One benefit of Landy's table shenanigans is that we can
see precisely why Oestreich's tidy and demure actions
are preferable - gross manners are fundamentally unsightly.
You may think cutting a lettuce leaf into
a bite-size piece is overly delicate, but it's indefinitely
preferable to the sight of a large piece being folded
into a gaping mouth.
The lesson sequence approximates the course
of a meal: bread and butter, soup, salad and entree, with
Landy leading the way as the buffoon. If there's a way
to do it wrong, he knows it - touching each roll in the
basket, spitting an olive pit into his plate, pushing
vegetables with his fingers.
"Table Manners" acknowledges
that there's room for disagreement on what constitutes
proper behavior. Oestreich, who introduces herself as
a native Australian who has spent 28 years in the Unitd
States, prefers the European custom of wielding one's
fork in the left hand. She lifts her vegetables, and other
foods on the back of the tines.

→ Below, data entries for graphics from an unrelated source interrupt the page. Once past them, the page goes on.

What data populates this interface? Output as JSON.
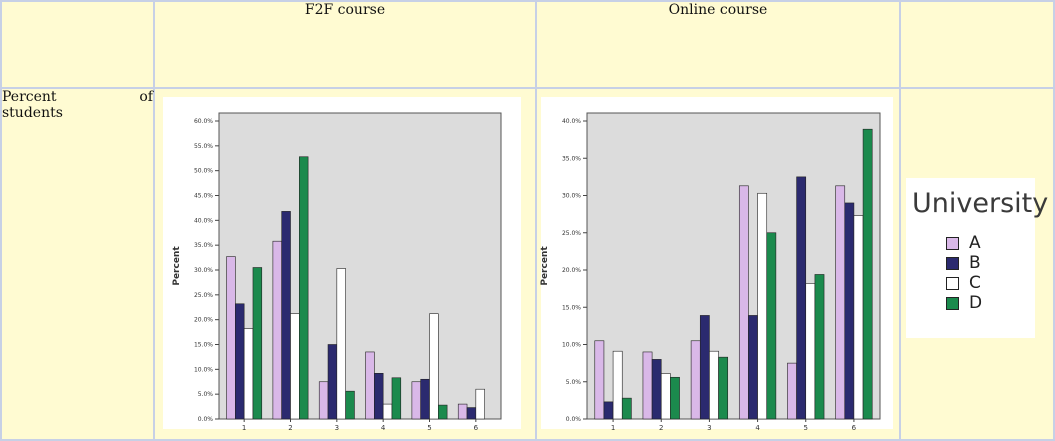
{
  "table": {
    "header": [
      "",
      "F2F course",
      "Online course",
      ""
    ],
    "row_label_1": "Percent",
    "row_label_of": "of",
    "row_label_2": "students"
  },
  "legend": {
    "title": "University",
    "items": [
      {
        "label": "A",
        "color": "#d9b8e8"
      },
      {
        "label": "B",
        "color": "#2b2a6f"
      },
      {
        "label": "C",
        "color": "#ffffff"
      },
      {
        "label": "D",
        "color": "#1b8a4d"
      }
    ]
  },
  "chart_data": [
    {
      "type": "bar",
      "title": "F2F course",
      "ylabel": "Percent",
      "xlabel": "",
      "categories": [
        "1",
        "2",
        "3",
        "4",
        "5",
        "6"
      ],
      "yticks": [
        "0.0%",
        "5.0%",
        "10.0%",
        "15.0%",
        "20.0%",
        "25.0%",
        "30.0%",
        "35.0%",
        "40.0%",
        "45.0%",
        "50.0%",
        "55.0%",
        "60.0%"
      ],
      "ylim": [
        0,
        60
      ],
      "series": [
        {
          "name": "A",
          "values": [
            32.7,
            35.8,
            7.5,
            13.5,
            7.5,
            3.0
          ]
        },
        {
          "name": "B",
          "values": [
            23.2,
            41.8,
            15.0,
            9.2,
            8.0,
            2.3
          ]
        },
        {
          "name": "C",
          "values": [
            18.2,
            21.2,
            30.3,
            3.0,
            21.2,
            6.0
          ]
        },
        {
          "name": "D",
          "values": [
            30.5,
            52.8,
            5.6,
            8.3,
            2.8,
            0.0
          ]
        }
      ],
      "legend_position": "right",
      "grid": false
    },
    {
      "type": "bar",
      "title": "Online course",
      "ylabel": "Percent",
      "xlabel": "",
      "categories": [
        "1",
        "2",
        "3",
        "4",
        "5",
        "6"
      ],
      "yticks": [
        "0.0%",
        "5.0%",
        "10.0%",
        "15.0%",
        "20.0%",
        "25.0%",
        "30.0%",
        "35.0%",
        "40.0%"
      ],
      "ylim": [
        0,
        40
      ],
      "series": [
        {
          "name": "A",
          "values": [
            10.5,
            9.0,
            10.5,
            31.3,
            7.5,
            31.3
          ]
        },
        {
          "name": "B",
          "values": [
            2.3,
            8.0,
            13.9,
            13.9,
            32.5,
            29.0
          ]
        },
        {
          "name": "C",
          "values": [
            9.1,
            6.1,
            9.1,
            30.3,
            18.2,
            27.3
          ]
        },
        {
          "name": "D",
          "values": [
            2.8,
            5.6,
            8.3,
            25.0,
            19.4,
            38.9
          ]
        }
      ],
      "legend_position": "right",
      "grid": false
    }
  ]
}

The American custom of
transferring the fork from the left to right hand before
raising it to the mouth is "all right", she
says (without much conviction).
When it come to fast food such as burgers
and pizza, Oestreich is perhaps too exacting. For a soggy
burger she recommends knife and fork, and she thinks an
oily pizza slice should be tilted before eating to allow
the oil to run off.
Oestreich consistently frowns on handling
food without the benefit of utensils. Pick up a steak
bone? Never - although holding a smaller chop bone is
okay. If you think of bacon as a finger food, think again.
Oestreich says one must do the best one can with knife
and fork. Even the bite-size cherry tomato can be sliced
for a more dainty presentation.
If you've ever felt self-conscious about
yur table manners, "Table Manners" is a painless
cure. You'll learn to unfold your napkin in your lap,
not above the table; to distinguish a fish fork from the
others; to squeeze a lemon without squirting it in someone's
eye, and to twirl strands of spaghetti in a spoon. And Landy's
perpetual sight gags keep it all from being quite as severe
as Oestreich might otherwise intend.